Steven,
I understand your concern, but I think you are confusing *hosting* a domain with *registering* an domain. They are two different, and distinct processes. Granted, letting a domain *registration* expire has the effect of "canceling" or "removing" the *hosting* (as you can't reach the domain via DNS, though you would still continue to incur hosting bills), but canceling, or removing *hosting* will not affect the *registration* (the domain will remain registered, but can't be reached via DNS as it is no longer *hosted*)
By removing a "hosted" domain from it's status as being hosted as a re-direct, you will not be impacting the *registration* at all. This allows you to then create a new "hosted domain" at Dreamhost that is now "fully hosted" (or mirrored, or other choice that Dreamhost provides) rather than redirected as it is now.

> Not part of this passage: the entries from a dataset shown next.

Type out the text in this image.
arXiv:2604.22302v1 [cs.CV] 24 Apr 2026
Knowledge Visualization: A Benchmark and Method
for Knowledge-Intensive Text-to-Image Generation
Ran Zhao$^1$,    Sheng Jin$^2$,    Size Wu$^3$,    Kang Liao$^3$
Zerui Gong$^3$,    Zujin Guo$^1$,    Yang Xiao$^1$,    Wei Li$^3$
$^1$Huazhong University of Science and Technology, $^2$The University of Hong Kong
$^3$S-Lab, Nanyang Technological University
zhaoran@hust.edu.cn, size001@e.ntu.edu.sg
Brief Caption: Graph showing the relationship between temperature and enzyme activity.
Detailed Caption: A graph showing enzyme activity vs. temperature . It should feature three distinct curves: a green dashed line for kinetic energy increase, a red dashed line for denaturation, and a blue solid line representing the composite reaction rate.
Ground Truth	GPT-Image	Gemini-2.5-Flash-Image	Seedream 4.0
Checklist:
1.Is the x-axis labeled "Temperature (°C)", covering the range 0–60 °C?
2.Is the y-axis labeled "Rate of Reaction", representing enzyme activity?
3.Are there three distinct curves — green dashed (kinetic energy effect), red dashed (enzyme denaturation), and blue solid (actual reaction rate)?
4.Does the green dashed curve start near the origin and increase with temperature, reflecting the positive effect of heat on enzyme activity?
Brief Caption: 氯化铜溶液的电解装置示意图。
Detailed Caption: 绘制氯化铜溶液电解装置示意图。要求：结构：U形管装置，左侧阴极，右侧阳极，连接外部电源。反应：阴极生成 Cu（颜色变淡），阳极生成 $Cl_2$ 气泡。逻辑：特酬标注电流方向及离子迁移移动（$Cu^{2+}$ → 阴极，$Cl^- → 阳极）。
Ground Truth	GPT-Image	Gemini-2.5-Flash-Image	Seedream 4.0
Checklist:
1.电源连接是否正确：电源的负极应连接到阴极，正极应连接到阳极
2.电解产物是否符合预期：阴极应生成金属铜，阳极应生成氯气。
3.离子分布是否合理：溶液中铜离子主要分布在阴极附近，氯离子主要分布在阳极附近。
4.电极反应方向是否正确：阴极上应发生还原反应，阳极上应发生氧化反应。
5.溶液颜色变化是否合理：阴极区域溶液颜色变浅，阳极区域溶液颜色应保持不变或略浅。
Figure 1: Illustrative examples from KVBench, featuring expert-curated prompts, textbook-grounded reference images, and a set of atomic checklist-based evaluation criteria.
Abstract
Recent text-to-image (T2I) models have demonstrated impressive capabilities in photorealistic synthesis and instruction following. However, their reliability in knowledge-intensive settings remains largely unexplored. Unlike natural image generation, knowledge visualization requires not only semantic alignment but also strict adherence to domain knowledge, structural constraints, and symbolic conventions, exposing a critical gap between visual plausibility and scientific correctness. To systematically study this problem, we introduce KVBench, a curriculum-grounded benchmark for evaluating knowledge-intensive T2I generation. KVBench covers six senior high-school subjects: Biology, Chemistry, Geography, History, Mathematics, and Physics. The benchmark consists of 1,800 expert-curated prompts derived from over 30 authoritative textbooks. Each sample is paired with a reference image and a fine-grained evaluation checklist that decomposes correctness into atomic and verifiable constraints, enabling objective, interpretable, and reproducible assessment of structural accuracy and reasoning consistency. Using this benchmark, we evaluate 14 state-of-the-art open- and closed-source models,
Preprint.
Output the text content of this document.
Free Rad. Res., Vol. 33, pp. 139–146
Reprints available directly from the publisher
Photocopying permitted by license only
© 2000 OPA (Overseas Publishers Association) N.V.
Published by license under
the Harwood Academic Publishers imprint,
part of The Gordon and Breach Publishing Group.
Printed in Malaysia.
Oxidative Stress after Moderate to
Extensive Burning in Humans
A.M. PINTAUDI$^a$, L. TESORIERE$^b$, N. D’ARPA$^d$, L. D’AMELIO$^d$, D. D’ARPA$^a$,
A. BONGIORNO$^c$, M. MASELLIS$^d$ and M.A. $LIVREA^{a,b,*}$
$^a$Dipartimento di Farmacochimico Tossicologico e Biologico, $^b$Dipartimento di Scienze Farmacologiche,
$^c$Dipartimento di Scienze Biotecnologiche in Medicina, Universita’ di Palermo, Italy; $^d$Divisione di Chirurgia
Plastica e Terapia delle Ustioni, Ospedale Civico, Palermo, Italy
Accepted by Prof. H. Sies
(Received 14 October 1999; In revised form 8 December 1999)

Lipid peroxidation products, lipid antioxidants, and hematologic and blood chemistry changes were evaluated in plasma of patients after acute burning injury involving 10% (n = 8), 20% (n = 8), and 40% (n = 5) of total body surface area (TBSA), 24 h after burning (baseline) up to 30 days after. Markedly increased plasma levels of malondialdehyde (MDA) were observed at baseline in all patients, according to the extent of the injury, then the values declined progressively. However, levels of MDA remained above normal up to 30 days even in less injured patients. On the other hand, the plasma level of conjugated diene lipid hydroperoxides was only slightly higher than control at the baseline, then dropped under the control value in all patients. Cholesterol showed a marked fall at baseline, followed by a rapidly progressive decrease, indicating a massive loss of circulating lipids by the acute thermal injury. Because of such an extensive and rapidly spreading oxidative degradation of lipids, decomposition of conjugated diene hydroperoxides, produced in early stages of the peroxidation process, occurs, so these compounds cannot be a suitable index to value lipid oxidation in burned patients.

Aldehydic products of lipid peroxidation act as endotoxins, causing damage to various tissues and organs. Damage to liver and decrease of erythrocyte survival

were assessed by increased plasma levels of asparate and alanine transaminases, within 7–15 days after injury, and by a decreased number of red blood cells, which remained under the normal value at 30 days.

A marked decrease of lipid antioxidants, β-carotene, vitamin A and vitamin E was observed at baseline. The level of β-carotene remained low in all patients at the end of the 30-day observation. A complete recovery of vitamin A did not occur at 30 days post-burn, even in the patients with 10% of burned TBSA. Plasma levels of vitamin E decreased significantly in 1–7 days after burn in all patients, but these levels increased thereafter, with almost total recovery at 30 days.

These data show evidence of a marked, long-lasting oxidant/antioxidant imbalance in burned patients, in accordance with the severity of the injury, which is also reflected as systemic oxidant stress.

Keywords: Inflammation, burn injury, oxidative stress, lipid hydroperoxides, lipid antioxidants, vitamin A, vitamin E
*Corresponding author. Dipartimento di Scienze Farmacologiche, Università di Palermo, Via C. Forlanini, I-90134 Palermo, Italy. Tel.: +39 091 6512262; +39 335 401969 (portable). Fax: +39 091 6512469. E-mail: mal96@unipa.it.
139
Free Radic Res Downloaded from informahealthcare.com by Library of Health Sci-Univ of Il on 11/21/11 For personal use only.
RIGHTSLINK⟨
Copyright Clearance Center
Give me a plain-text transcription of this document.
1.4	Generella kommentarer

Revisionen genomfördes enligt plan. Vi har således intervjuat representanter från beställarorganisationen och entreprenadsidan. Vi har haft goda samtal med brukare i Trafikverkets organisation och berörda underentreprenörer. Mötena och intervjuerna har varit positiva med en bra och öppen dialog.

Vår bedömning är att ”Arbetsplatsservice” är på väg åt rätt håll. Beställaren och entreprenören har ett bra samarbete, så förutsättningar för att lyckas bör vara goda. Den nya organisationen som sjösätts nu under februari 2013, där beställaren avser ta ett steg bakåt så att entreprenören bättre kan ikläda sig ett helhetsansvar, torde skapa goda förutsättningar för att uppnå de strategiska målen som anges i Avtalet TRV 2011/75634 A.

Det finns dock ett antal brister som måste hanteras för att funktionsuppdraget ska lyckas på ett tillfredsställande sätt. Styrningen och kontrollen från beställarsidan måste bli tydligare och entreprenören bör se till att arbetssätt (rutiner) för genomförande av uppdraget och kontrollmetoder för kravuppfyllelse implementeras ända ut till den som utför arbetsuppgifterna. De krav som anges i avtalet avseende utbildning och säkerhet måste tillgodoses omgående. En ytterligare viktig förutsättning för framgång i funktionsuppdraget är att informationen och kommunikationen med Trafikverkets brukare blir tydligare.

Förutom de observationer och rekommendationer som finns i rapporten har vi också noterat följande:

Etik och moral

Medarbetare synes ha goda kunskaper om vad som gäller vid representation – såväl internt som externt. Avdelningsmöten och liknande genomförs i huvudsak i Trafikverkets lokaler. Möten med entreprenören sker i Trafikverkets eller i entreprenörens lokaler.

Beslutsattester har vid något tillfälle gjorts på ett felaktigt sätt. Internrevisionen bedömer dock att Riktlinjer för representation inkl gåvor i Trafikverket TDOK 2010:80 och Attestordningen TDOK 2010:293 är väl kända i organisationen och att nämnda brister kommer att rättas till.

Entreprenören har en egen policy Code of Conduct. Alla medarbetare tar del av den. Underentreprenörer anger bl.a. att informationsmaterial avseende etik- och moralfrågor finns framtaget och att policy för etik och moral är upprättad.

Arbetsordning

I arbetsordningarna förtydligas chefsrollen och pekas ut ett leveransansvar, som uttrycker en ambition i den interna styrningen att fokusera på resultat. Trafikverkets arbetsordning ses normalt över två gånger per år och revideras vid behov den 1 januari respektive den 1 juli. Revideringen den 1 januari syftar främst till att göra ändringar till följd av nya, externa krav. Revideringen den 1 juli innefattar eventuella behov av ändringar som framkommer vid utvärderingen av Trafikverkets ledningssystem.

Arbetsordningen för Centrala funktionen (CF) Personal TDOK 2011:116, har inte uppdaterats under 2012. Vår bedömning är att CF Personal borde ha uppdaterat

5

Think of it this way: You can have a domain registered at registrar A, and hosted at hosting provider B. If you then dropped the hosting from provider B and signed up for new hosting at hosting provider C, the *registration* of the domain with *registrar* A would not be impacted.
Whether or not DH is Registrar A doesn't change any of that being true. As long as you are only adding/removing domain *hosting*, your registration of the domain remains safe (though you can still arrange for transfers of registration via the panel, and other changes, as long as you keep you registration current - not expired). You change the DNS records for the registered domain at the *registrar's* site to point to the nameservers of the *hosting* provider. You use the hosting provider's tools (control panel?) to tell the hosting provider how to handle the domain in it's nameservers records - whether fully hosted, re-directed or what. That is all you are doing under "manage domains" in the Dreamhost panel. 
Does that help make it any clearer, or did I just confuse you further?